An interesting read and notes that ‘Rusal’s spin-off plan comes after the EU launched a carbon border adjustment mechanism that will force importers of steel, cement, aluminium and fertiliser to pay the same carbon costs faced by European industry. The prospect of the levy has alarmed Russian businesses, which have said they would be the worst hit.’
Also worth noting that the company has not been paying a dividend, instead preferring to pay down debt.

S Korea labels rush to list amid K-pop boom
Music agencies’ shares hit record highs as artists resume live concerts.
The sector is hugely popular with both institutional and retail investors and seen as having more potential as live concerts resume. DearU listed recently and has continued to do well but valuations are rich and investors will be watching to see if the trend continues; today the stock is very weak as more competition lines up.

The Spac machine cranks up again
The market for blank-cheque companies is reviving following a series of scandals and regulatory scrutiny. While supporters say they are just another fundraising tool, many of the problems remain.

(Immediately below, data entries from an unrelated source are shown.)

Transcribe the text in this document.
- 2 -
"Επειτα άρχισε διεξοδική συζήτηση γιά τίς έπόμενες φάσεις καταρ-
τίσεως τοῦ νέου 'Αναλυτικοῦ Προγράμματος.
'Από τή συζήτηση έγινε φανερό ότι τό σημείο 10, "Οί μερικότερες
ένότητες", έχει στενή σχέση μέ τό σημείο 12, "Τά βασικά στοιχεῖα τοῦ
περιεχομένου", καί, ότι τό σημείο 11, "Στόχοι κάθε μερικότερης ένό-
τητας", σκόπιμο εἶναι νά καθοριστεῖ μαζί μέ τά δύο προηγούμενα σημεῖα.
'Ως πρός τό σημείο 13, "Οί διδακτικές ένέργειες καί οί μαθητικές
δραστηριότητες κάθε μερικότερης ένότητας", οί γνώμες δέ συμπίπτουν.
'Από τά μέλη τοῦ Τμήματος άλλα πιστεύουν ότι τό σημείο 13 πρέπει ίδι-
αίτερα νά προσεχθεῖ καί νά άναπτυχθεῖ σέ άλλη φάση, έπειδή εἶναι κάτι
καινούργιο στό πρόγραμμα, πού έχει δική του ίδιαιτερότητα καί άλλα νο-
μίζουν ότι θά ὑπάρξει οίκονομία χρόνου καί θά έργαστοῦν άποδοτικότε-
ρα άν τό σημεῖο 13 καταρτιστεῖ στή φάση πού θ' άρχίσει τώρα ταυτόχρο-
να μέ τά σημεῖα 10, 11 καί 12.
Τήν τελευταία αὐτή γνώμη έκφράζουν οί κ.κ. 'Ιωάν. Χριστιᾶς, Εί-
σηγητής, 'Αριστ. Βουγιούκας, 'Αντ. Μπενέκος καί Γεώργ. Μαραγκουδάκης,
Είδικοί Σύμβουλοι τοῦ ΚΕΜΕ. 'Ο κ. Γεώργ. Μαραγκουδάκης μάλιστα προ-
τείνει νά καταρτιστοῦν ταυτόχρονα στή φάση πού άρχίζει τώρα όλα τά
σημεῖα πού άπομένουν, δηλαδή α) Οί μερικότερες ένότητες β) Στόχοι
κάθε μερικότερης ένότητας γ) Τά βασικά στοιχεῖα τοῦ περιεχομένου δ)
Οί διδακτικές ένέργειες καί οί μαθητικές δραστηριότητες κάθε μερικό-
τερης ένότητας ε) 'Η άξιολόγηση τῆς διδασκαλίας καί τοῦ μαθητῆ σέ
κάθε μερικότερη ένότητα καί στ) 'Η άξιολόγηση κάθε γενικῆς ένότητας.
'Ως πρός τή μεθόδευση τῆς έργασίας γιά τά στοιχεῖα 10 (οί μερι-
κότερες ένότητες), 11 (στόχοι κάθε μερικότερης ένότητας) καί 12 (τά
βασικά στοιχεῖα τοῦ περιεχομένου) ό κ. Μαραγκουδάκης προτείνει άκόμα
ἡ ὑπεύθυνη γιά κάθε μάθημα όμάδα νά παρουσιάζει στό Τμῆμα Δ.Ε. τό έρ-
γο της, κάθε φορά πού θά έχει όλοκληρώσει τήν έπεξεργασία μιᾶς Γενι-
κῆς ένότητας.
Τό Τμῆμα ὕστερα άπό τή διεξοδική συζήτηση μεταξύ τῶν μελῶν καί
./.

The miserly Y43 cost of bullet-train efficiency 
‘Petty. Embittered. Absurd. There are plenty of words that have been applied to the legal skirmish centring on an unnamed bullet-train driver, a slightly overdue arrival at a depot in western Japan and the Y43 ($0.37) his employer docked from his wages.’
An interesting read about how Japanese companies are able to leverage their staff to high standards if efficiency.

There is no easy escape from the global debt trap  By Ruchir Sharma, Morgan Stanley Investment Management’s chief global strategist. ‘One of the big mysteries in the global economy is why, though inflation is making a strong comeback, longterm interest rates have barely budged in recent months.’
‘Now, much milder tightening could tip many countries into economic trouble. The number of countries in which total debt amounts to more than 300 per cent of GDP has risen over the past two decades from a half dozen to two dozen, including the US. An aggressive rate rise could also deflate elevated asset prices, which is usually deflationary for the economy as well. Those vulnerabilities would explain why the market appears so focused on the “policy error” scenario, in which central banks are forced to raise rates sharply, tripping the economy and eventually pushing rates back down.
In effect, the world is stuck in a debt trap, which suggests that while the refusal of long-term rates to rise significantly is new and unexpected, it may also be entirely rational.’

US commission heralds coming capital wars  By Rana Foroohar
Looks at the recent ‘US-China Economic and Security Review Commission report, issued to Congress last week, which recommended a host of new limits on business between the two countries, not just on goods and labour, but also capital flows.’
It concludes ‘Anyone who thinks that there won’t be more constraints on business between the two countries would be wise to read the report carefully.’